Subjective wellbeing (SWB) versus GDP for various countries, as depicted by Andrew E. Clark and Claudia Senik in 2010
But there’s another way of looking at growth that doesn’t depend on singing the virtues of its material outcomes. Economic growth doesn’t just make us better off, it also makes us, collectively, better people by making us more tolerant and accepting of diversity. It also enhances social mobility, gives us a greater sense of fairness and equality, and increases our commitment to democratic ideals and institutions.
The key point here is that it’s the growth itself that matters, not how it affects our absolute living standards. It’s the simple fact of economic expansion that inclines people towards feelings of openness and toleration and that inspires trust in our democratic institutions. Just as the knowledge the pie will keep getting bigger makes people more generous in the divvying up of that pie, the sense that we can expect things to get even better—no matter where we currently are on the development curve—acts as a sort of bellows of fellow-feeling, making people more hopeful for the future and more generous-minded. More than anything else, the mere fact of growth is a signal that the future will be better than the past.
Unsurprisingly, the opposite holds during periods of stagnation, when zero-sum thinking kicks in. When the economy stops growing or even starts to shrink, people become fearful for the future, suspicious of immigrants and diversity in general, and distrustful of democracy. Stagnation breeds authoritarianism. That, of course, is one of the great lessons of the 1930s, as the Great Depression drove diverse, democratic populations toward nationalism and into the arms of fascist dictators. While there are no iron-clad laws of history, economic stagnation and the decline of liberal democracy are strongly linked.

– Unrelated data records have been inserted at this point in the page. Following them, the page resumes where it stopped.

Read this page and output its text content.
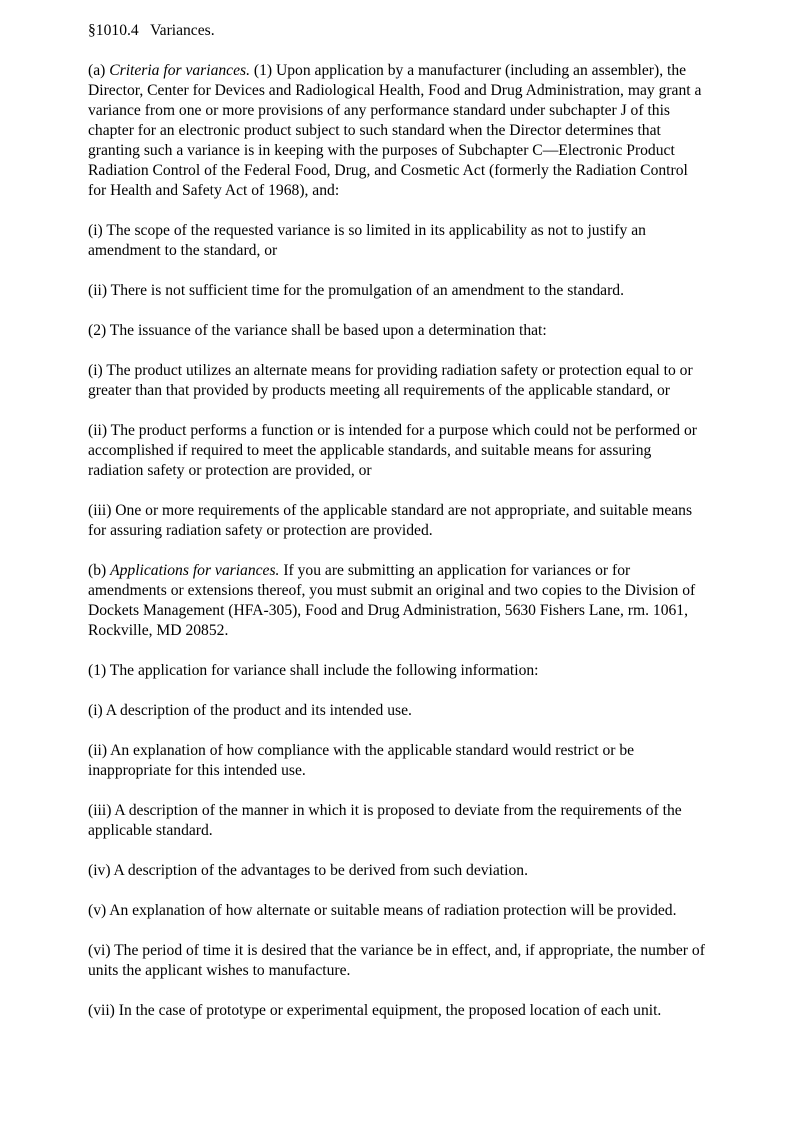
§1010.4 Variances.
(a) Criteria for variances. (1) Upon application by a manufacturer (including an assembler), the Director, Center for Devices and Radiological Health, Food and Drug Administration, may grant a variance from one or more provisions of any performance standard under subchapter J of this chapter for an electronic product subject to such standard when the Director determines that granting such a variance is in keeping with the purposes of Subchapter C—Electronic Product Radiation Control of the Federal Food, Drug, and Cosmetic Act (formerly the Radiation Control for Health and Safety Act of 1968), and:
(i) The scope of the requested variance is so limited in its applicability as not to justify an amendment to the standard, or
(ii) There is not sufficient time for the promulgation of an amendment to the standard.
(2) The issuance of the variance shall be based upon a determination that:
(i) The product utilizes an alternate means for providing radiation safety or protection equal to or greater than that provided by products meeting all requirements of the applicable standard, or
(ii) The product performs a function or is intended for a purpose which could not be performed or accomplished if required to meet the applicable standards, and suitable means for assuring radiation safety or protection are provided, or
(iii) One or more requirements of the applicable standard are not appropriate, and suitable means for assuring radiation safety or protection are provided.
(b) Applications for variances. If you are submitting an application for variances or for amendments or extensions thereof, you must submit an original and two copies to the Division of Dockets Management (HFA-305), Food and Drug Administration, 5630 Fishers Lane, rm. 1061, Rockville, MD 20852.
(1) The application for variance shall include the following information:
(i) A description of the product and its intended use.
(ii) An explanation of how compliance with the applicable standard would restrict or be inappropriate for this intended use.
(iii) A description of the manner in which it is proposed to deviate from the requirements of the applicable standard.
(iv) A description of the advantages to be derived from such deviation.
(v) An explanation of how alternate or suitable means of radiation protection will be provided.
(vi) The period of time it is desired that the variance be in effect, and, if appropriate, the number of units the applicant wishes to manufacture.
(vii) In the case of prototype or experimental equipment, the proposed location of each unit.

This has been made clear by the recent history of the United States. As Harvard economist Benjamin Friedman put it in his book The Moral Consequences of Economic Growth, “The consequence of the stagnation that lasted from the mid-1970s until the mid-1990s was, in numerous dimensions, a fraying of the U.S. social fabric. It was no coincidence that during this period, popular antipathy to immigrants resurfaced to an extent not known in the United States since before World War II.” Remarkably, Friedman’s book came out in 2006, when it was still an open question whether the return to the higher levels of growth of the late 1990s would prove sustainable. The answer came two years later, when the financial crisis of 2008 catalyzed the Great Recession by cratering the finances of the middle class and those struggling to join it.
The result of these two trendlines—the dominance of luxury-belief-driven status competition in a period of extended economic stagnation—was a brew of identity politics, political tribalism, and cultural warfare that would have been bad enough on its own. It’s when you toss it all into the seething cauldron of social media that things start to get really toxic.